Inculcating a strong safety culture
As a trainer, Senior Warrant Officer (SWO) Zulkarnaen bin Hussain takes inculcating the safety culture to his soldiers very seriously.
From conducting safety briefings to ensuring that everyone understands their roles through table-top exercises before embarking on the actual mission, the chief master trainer from IDTI ensures that there is no room for safety lapses.
He added that through the change in mindset about open reporting, soldiers have become more alert and are also unafraid to call out any safety hazards they spot. This allowed them to rectify issues immediately.
Recalling an incident was prevented through speaking up, SWO Zulkarnaen said: "There was a serviceman who was walking while looking at his handphone and he did not realise that he was about to walk under a cherry picker that was in operation... He was stopped by a commander in time."

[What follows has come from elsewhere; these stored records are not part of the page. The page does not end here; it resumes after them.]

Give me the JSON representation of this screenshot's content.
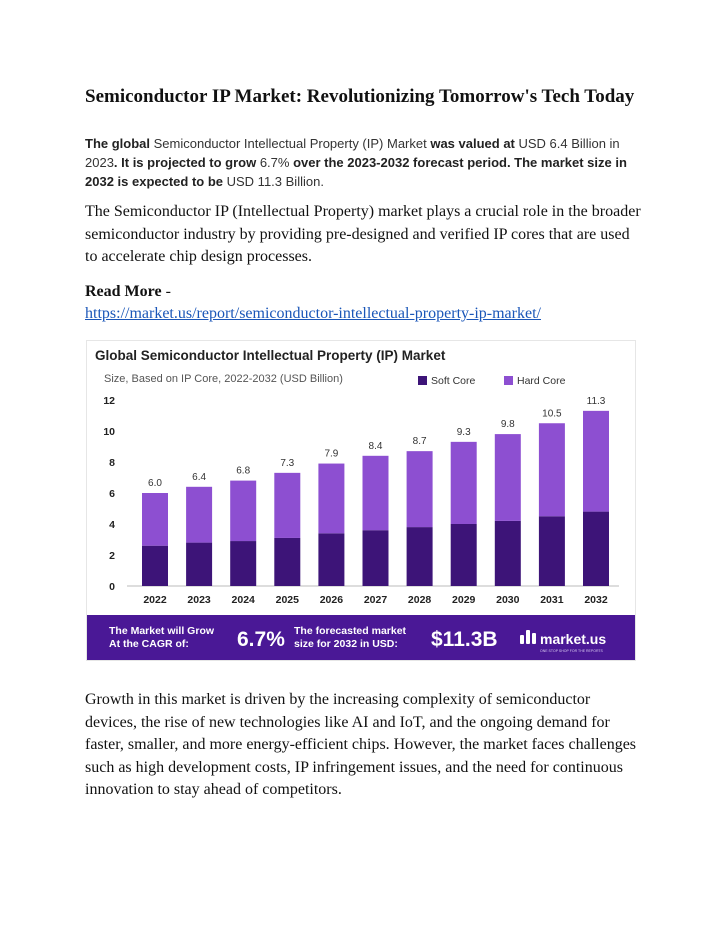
{
  "article": {
    "title": "Semiconductor IP Market: Revolutionizing Tomorrow's Tech Today",
    "summary": {
      "s1": "The global",
      "s2": " Semiconductor Intellectual Property (IP) Market ",
      "s3": "was valued at",
      "s4": " USD 6.4 Billion in 2023",
      "s5": ". It is projected to grow",
      "s6": " 6.7% ",
      "s7": "over the 2023-2032 forecast period. The market size in 2032 is expected to be",
      "s8": " USD 11.3 Billion."
    },
    "intro": "The Semiconductor IP (Intellectual Property) market plays a crucial role in the broader semiconductor industry by providing pre-designed and verified IP cores that are used to accelerate chip design processes.",
    "read_more_label": "Read More",
    "read_more_sep": " -",
    "read_more_link": "https://market.us/report/semiconductor-intellectual-property-ip-market/",
    "growth": "Growth in this market is driven by the increasing complexity of semiconductor devices, the rise of new technologies like AI and IoT, and the ongoing demand for faster, smaller, and more energy-efficient chips. However, the market faces challenges such as high development costs, IP infringement issues, and the need for continuous innovation to stay ahead of competitors."
  },
  "chart_data": {
    "type": "bar",
    "stacked": true,
    "title": "Global Semiconductor Intellectual Property (IP) Market",
    "subtitle": "Size, Based on IP Core, 2022-2032 (USD Billion)",
    "categories": [
      "2022",
      "2023",
      "2024",
      "2025",
      "2026",
      "2027",
      "2028",
      "2029",
      "2030",
      "2031",
      "2032"
    ],
    "series": [
      {
        "name": "Soft Core",
        "values": [
          2.6,
          2.8,
          2.9,
          3.1,
          3.4,
          3.6,
          3.8,
          4.0,
          4.2,
          4.5,
          4.8
        ]
      },
      {
        "name": "Hard Core",
        "values": [
          3.4,
          3.6,
          3.9,
          4.2,
          4.5,
          4.8,
          4.9,
          5.3,
          5.6,
          6.0,
          6.5
        ]
      }
    ],
    "totals": [
      "6.0",
      "6.4",
      "6.8",
      "7.3",
      "7.9",
      "8.4",
      "8.7",
      "9.3",
      "9.8",
      "10.5",
      "11.3"
    ],
    "yticks": [
      0,
      2,
      4,
      6,
      8,
      10,
      12
    ],
    "ylim": [
      0,
      12
    ],
    "legend_position": "top-right",
    "colors": {
      "soft_core": "#3d1478",
      "hard_core": "#8d4fd1",
      "banner": "#4a1896",
      "axis": "#bbbbbb"
    }
  },
  "banner": {
    "grow_label_1": "The Market will Grow",
    "grow_label_2": "At the CAGR of:",
    "cagr": "6.7%",
    "forecast_label_1": "The forecasted market",
    "forecast_label_2": "size for 2032 in USD:",
    "forecast_value": "$11.3B",
    "brand": "market.us",
    "brand_tagline": "ONE STOP SHOP FOR THE REPORTS"
  }
}
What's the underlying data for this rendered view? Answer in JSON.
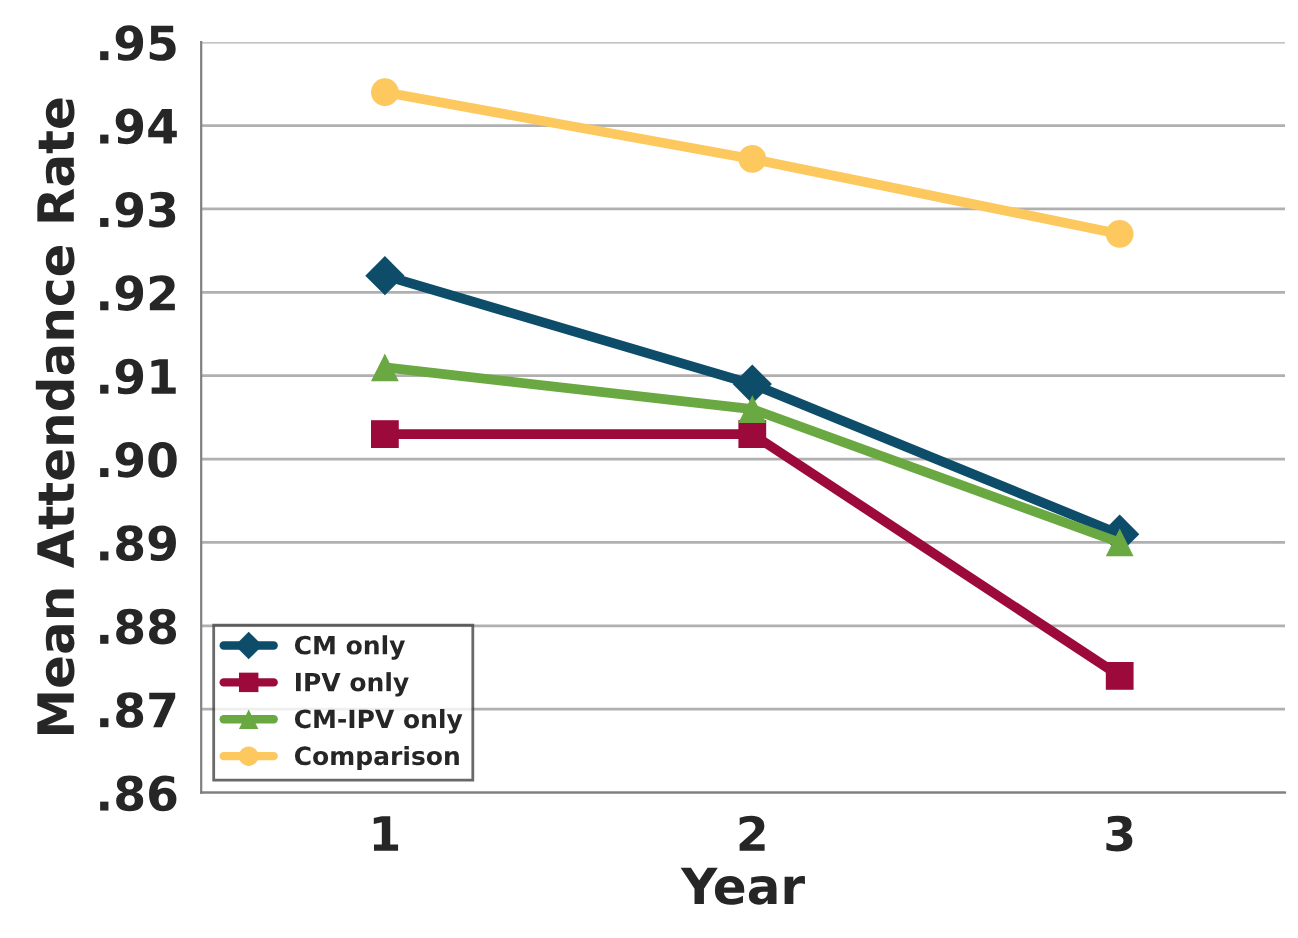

Other examples of safety hazard reporting included ponding on the floors after a heavy downpour and wobbly ceiling fans.
Sounding out unsafe practises
Apart from being briefed about the safety culture, the ERPSS also observed Operationally Ready National Servicemen (NSmen) from the 906th Battalion, Singapore Infantry Regiment (906 SIR) undergoing their ninth In-Camp Training (ICT).
For Lance Corporal (LCP) (NS) Paul Toh, safety has always been the top priority of the SAF throughout his years of ICT.
"We (always) know who the safety officers and medics are, the routes of evacuation and how to handle different situations," said the 31-year-old matador gunner from 906 SIR.
With the ICT is taking place in the midst of COVID-19, LCP (NS) Toh has noticed that the SAF was taking extra precautions and putting safe management measures in place. From swabbing all NSmen when they first enter camp to leaving one cubicle empty in between personnel when showering, the SAF was leaving no safety boxes unchecked.
LCP (NS) Toh also said that his ICT mates have no qualms about sounding out if they see anyone's safety being compromised.
"Regardless of rank, if we see something wrong, we can press the stop button even if we're in the midst of training," said the director of a consultation company.
"We take these things very seriously. We have loved ones at home and we don't want to put them at risk. Everyone's safety is at stake."